Umberto Pettinicchio (born 1943) is an Italian painter and sculptor.

== Biography ==
He was born in Torremaggiore and moved to Milan, where he studied at the Accademia di Belle Arti di Brera and had his first show in 1969. His early paintings were in the expressionist style but became increasingly more abstract. His 1981 painting The Death of the Bull is held in the Museo de Arte Moderno y Contemporáneo de Santander y Cantabria.

His first solo exhibitions, including at the Nuova Sfera, Milan, 1973 (curated by Carlo Munari), in 1977 at the Rome Triptych, in 1974 at Il Castello di Milano, in 1975 (edited by Raffaele De Grada).

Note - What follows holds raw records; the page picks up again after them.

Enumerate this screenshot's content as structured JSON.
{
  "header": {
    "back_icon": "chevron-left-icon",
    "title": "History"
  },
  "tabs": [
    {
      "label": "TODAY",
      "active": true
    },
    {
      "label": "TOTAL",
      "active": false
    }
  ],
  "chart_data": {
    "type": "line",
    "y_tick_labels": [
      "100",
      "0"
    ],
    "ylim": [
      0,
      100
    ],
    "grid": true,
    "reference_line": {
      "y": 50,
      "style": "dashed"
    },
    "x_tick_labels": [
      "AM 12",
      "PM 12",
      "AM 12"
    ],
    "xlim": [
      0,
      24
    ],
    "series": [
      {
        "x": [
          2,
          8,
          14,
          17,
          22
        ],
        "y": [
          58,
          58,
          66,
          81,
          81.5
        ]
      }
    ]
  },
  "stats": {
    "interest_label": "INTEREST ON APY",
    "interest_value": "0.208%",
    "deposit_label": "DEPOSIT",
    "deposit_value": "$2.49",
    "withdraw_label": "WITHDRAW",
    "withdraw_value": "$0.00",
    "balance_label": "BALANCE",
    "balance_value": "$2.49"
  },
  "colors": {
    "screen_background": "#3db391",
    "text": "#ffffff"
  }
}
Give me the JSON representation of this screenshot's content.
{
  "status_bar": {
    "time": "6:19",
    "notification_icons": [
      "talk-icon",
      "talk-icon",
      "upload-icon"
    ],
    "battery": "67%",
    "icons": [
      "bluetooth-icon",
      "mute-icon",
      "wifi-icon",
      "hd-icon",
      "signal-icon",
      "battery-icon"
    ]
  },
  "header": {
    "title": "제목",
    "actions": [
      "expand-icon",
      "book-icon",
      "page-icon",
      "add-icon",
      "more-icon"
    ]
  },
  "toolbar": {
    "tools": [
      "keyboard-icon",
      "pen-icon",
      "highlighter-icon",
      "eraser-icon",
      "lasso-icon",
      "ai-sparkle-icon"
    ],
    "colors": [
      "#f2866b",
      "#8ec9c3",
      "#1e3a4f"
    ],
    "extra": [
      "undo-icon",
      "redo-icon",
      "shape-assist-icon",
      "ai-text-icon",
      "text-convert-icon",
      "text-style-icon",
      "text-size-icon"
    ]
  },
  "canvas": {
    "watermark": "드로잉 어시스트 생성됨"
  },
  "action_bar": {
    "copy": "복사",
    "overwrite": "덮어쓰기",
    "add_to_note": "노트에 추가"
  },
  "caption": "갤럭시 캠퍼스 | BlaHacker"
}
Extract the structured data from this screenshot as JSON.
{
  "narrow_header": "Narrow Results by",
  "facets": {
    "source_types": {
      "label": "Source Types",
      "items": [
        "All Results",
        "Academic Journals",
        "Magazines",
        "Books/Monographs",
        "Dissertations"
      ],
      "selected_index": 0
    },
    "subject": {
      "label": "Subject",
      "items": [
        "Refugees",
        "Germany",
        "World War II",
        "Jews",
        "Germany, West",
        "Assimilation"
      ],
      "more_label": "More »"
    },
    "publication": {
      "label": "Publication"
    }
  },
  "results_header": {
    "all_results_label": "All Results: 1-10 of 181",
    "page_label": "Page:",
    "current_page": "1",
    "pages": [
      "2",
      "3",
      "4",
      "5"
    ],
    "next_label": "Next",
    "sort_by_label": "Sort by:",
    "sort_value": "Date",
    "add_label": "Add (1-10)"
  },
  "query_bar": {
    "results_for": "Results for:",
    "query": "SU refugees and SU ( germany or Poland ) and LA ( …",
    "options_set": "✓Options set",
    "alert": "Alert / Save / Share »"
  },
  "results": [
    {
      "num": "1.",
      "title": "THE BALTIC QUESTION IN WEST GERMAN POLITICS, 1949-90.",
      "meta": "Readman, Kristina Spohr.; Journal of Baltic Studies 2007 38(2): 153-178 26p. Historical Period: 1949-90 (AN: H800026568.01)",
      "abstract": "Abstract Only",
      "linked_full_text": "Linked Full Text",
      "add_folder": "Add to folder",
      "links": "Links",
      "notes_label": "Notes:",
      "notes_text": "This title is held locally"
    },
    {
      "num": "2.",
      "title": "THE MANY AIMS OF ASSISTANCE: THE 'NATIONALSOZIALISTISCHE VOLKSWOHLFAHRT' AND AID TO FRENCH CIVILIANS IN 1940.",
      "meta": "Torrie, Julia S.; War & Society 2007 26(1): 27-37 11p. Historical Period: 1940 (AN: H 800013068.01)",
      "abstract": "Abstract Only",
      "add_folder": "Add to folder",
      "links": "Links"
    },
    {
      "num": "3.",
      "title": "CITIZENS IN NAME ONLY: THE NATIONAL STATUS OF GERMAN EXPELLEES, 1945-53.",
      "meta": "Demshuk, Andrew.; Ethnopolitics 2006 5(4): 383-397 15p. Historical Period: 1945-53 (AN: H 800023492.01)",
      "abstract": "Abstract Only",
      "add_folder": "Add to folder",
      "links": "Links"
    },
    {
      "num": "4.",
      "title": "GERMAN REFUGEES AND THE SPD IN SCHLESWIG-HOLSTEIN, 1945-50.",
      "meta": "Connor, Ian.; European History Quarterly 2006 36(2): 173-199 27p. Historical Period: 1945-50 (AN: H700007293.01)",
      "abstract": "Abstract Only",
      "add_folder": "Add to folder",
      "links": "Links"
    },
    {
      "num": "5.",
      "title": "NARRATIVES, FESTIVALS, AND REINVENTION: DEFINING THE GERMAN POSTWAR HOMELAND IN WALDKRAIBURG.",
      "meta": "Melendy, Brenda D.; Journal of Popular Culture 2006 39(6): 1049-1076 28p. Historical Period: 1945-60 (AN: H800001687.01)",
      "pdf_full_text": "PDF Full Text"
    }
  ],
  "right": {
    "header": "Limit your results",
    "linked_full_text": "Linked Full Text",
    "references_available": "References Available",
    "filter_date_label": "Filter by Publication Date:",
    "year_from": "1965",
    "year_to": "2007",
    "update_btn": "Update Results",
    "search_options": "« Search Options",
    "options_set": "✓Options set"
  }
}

In 1976 Pettinicchio opened his Milan studio in via Bolzano, where he produced some of his important works with which he achieved international fame.

In the 1980s, he was always present at the most important exhibitions (at the Salotto di Como in 1980, at Il Castello di Milano in 1981, at Il Mercante di Milano in 1982), and was also enriched by important Spanish exhibitions (Sargadelos, Barcelona, 1982 , Piquio, Santander, 1982, at the VIII Madrid Biennial, 1983).

== Style ==
The artist Umberto Pettinicchio has often dealt with the human figure in his pictorial research, initially in an expressionist style. Subsequently, his pictorial style becomes more and more abstract until finally reaching the Informal. Only a vaguely perceptible appearance remains of the figure, while, from a formal point of view, everything is distorted in the artist's pictorial gestures. Pettinicchio's gesture breaks the dimensional planes and transforms the human figure into a shapeless matter marked by large black lines. The one carried out by Pettinicchio seems a kind of brutalist operation in the vein of a Jean Dubuffet, but while the French gave much more importance to the subject, our artist solves everything through pictorial writing.